AB raporunda Türkiye enerji alanında övülürken, iklim ve çevre alanında eleştirildi
Avrupa Parlamentosu’nda Türkiye’nin 2023-2024 dönemi raporu kabul edildi

Nacho Sánchez Amor tarafından, Avrupa Komisyonu’nun 2023 ve 2024 yılı genişleme raporlarına yönelik olarak Türkiye için hazırladığı raporu kabul etti.[1]
Rapor Avrupa Parlamentosu’nun 9 Nisan 2025 tarihli oturumunda 48 kabul, 3 ret ve 23 çekimser oy ile kabul edildi.
Raporda Türkiye’nin yeşil enerji sektöründe artan yatırım faaliyetlerinin memnuniyetle karşılandığı ifade edilirken, 2030 yılı için belirlediği hedefler ile enerji verimliliği ve yenilenebilir enerji alanındaki küresel hedeflere bağlı olduğuna vurgu yapıldı.

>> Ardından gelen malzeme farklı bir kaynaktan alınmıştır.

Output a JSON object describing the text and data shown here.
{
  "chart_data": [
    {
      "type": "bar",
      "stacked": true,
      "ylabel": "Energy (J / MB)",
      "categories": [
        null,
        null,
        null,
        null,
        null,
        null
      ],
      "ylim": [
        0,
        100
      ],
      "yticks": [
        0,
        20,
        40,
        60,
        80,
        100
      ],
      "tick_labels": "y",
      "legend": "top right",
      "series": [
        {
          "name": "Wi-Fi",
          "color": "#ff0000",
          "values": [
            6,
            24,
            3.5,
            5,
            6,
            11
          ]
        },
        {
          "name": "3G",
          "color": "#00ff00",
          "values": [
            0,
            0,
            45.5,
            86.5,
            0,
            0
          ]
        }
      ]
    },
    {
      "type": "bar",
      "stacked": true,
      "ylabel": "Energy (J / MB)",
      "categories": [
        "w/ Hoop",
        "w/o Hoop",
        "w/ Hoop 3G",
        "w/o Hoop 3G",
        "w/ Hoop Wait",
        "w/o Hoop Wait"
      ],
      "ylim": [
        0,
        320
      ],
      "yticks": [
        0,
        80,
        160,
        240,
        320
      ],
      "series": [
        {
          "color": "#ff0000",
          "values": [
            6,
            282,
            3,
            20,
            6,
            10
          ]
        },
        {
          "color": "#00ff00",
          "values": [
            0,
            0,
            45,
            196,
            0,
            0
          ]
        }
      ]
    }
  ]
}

Türkiye’nin yenilenebilir enerji alanında muazzam bir potansiyele sahip olduğunun da altı çizilen raporda, Türkiye’ye bu potansiyelden faydalanarak enerji politikasını AB müktesebatıyla olan uyumunu geliştirme çağrısı yapıldı.
Bununla birlikte raporda Türkiye’nin LNG alanında dünyanın yedinci büyük pazarı olduğuna ve bölgesel bir enerji merkezi olma potansiyeline de vurgu yapıldı.
Komisyon raporunda Türkiye’nin bu potansiyelini Akdeniz bölgesinde kurulu yenilenebilir kapasiteyi arttırma ve Akdeniz için Yeni Pakt’ın geliştirilmesine yönelik girişimler için dikkate alması ve enerji işbirliğini ortak gündemin parçası haline getirmesi çağrısında bulunuldu.
“İklim eylemi yetersiz, çevre politikaları AB müktesebatıyla uyumsuz”
Raporda Türkiye’nin iklim eylemi konusunda kayda değer bir ilerleme kaydetmediği endişesi yer alırken, bunun gerekçesi olarak da özellikle kapsamlı bir iklim yasasının, yerel bir emisyon ticaret sisteminin ve uzun vadeli düşük emisyonlu bir kalkınma stratejisinin bulunmaması gösterilirken, bu durumun Türkiye’nin 2053 yılı için belirlediği iklim nötr olma hedefine zarar verdiği belirtildi.
Komisyon raporunda Türkiye’de çevresel ve doğal kaynakların korunması için sağlam bir yasal çerçeveye ve daha sıkı uygulama mekanizmalarına ihtiyaç duyulduğunun altı çizildi.
Raporda Türkiye’ye madencilik projeleri yürütürken doğal yaşam alanlarına saygı gösterilmesi de dahil olmak üzere çevre politikalarını AB müktesebatıyla uyumlu hale getirme çağrısında da bulunuldu.
Türkiye’nin Aarhus Sözleşmesi’ne bağlılığının önemi ve Türkiye’deki çevre hakları savunucularının çalışmalarını takdir edildiğine vurgu yapılan raporda Kaz Dağları’ndaki bakır madenciliği faaliyetlerinin genişletilmesi gibi kapsamlı hükümet projelerinin korkunç çevresel etkilerine karşı uyarıda bulunulduğu ifade edildi.